❧ Chapitre 27 ❧
« Avant le jour de sa mort, personne ne sait exactement son courage... »
- Jean Anouilh
Le chemin jusqu'à la voiture est long et difficile mais tellement heureux. Nous devons avoir l'air de survivants avec nos vêtements déchirés, nos visages couverts d'entailles, de sueur et de suie. Aydan boite, aussi nous progressons lentement. Nos yeux ne cessent de s'échanger des regards complices, d'immenses sourires sur les lèvres. Marie-Anne a délaissé le corps de Northwood et Henry se retrouve à trainer le corps de son père sur tout le chemin irrégulier à travers les tombes. Je vois également que Monique est fatiguée. Bien qu'elle ne le laisse pas paraitre, utiliser sa magie lui a beaucoup coûté. Alors qu'elle s'arrête pour reprendre son souffle, nous nous arrêtons à sa hauteur.

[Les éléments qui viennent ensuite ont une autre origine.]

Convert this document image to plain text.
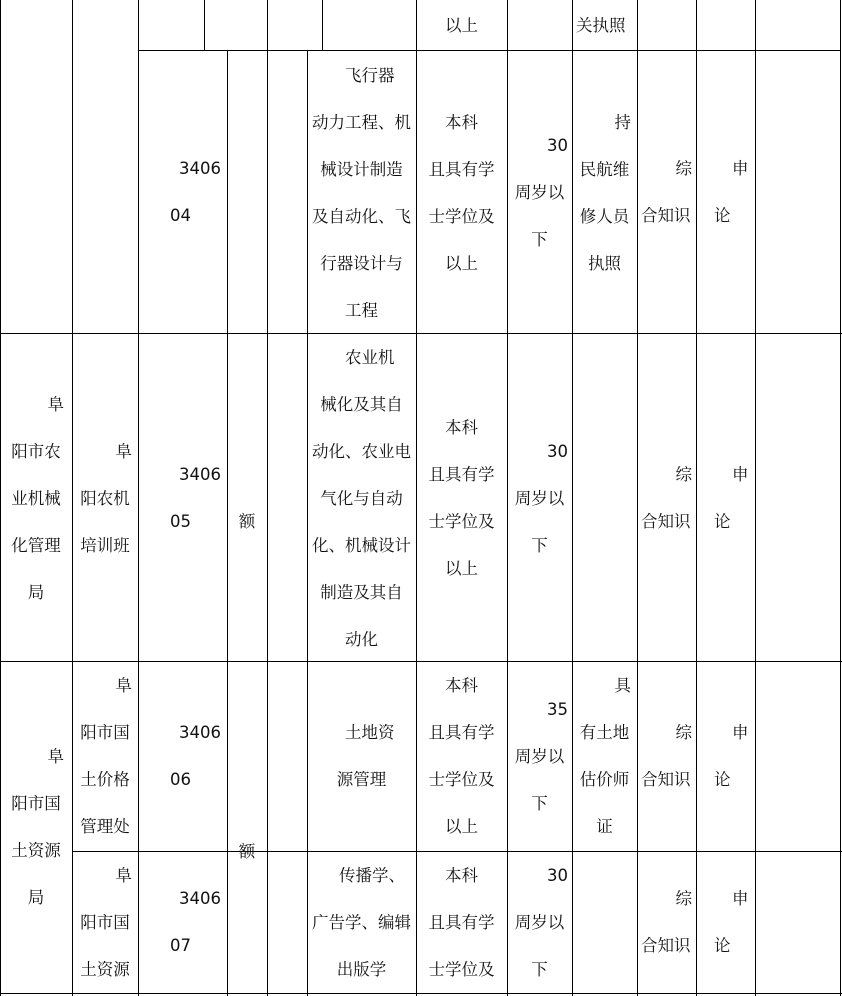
以上	关执照
3406
04
飞行器
动力工程、机
械设计制造
及自动化、飞
行器设计与
工程
本科
且具有学
士学位及
以上
30
周岁以
下
持
民航维
修人员
执照
综
合知识
申
论
阜
阳市农
业机械
化管理
局
阜
阳农机
培训班
3406
05	额
农业机
械化及其自
动化、农业电
气化与自动
化、机械设计
制造及其自
动化
本科
且具有学
士学位及
以上
30
周岁以
下
综
合知识
申
论
阜
阳市国
土资源
局
阜
阳市国
土价格
管理处
3406
06
额
土地资
源管理
本科
且具有学
士学位及
以上
35
周岁以
下
具
有土地
估价师
证
综
合知识
申
论
阜
阳市国
土资源
3406
07
传播学、
广告学、编辑
出版学
本科
且具有学
士学位及
30
周岁以
下
综
合知识
申
论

— Vous allez bien Monique ? l'interroge le blessé.
— Ne vous inquiétez pas...pour moi... joli coeur... Les vieilles femmes aiment toujours prendre leur temps, trouve-t-elle la force de plaisanter malgré sa respiration saccadée.
J'entends chacun soupirer de soulagement face à l'apparition du véhicule droit devant nous, à la sortie du cimetière. C'est alors que je remarque la tête inerte d'Aimée dépasser de la portière arrière et que l'urgence de la situation me saisit. Tout n'est pas fini, nous devons encore sauver mon double qui pourrait potentiellement m'entrainer dans sa chute vers une mort certaine. Henry lâche tout de même son père avec douceur sur le sol pour se diriger vers la jeune fille évanouie.
— Nous devons la transporter à l'hôpital le plus proche, tranche-t-il avec inquiétude.
— Hors de question, m'empressé-je de dire devant le regard ébahi de tous sauf d'Aydan. Sans vous offenser, les hôpitaux de 1920 ne sont pas réputés efficaces ou même sûrs, les médecins ne savent pas encore très bien quoi faire pour le genre de blessures que présente Aimée. Non, je crois qu'il est plus sûr pour elle que nous nous occupions d'elle nous-même...
— Elie a raison, ils ne feraient qu'empirer son état au lieu de la soigner, m'épaule mon camarade Passeur.
— Bien, acquiesce sérieusement son meilleur ami, sans grande conviction quant à notre argumentation.
Le souci semble avoir pris le relais chez le jeune homme, ses sourcils restent constamment froncés, les plis de sa bouche se creusent alors que son regard est fuyant. Il semblerait qu'il ne puisse soutenir très longtemps les regards qu'Aydan, ou même moi, lui destinons.
— Il n'y aura pas assez de place pour tout le monde, remarque Marie-Anne avec calme en effectuant un rapide calcul des places disponibles dans la cabriolet.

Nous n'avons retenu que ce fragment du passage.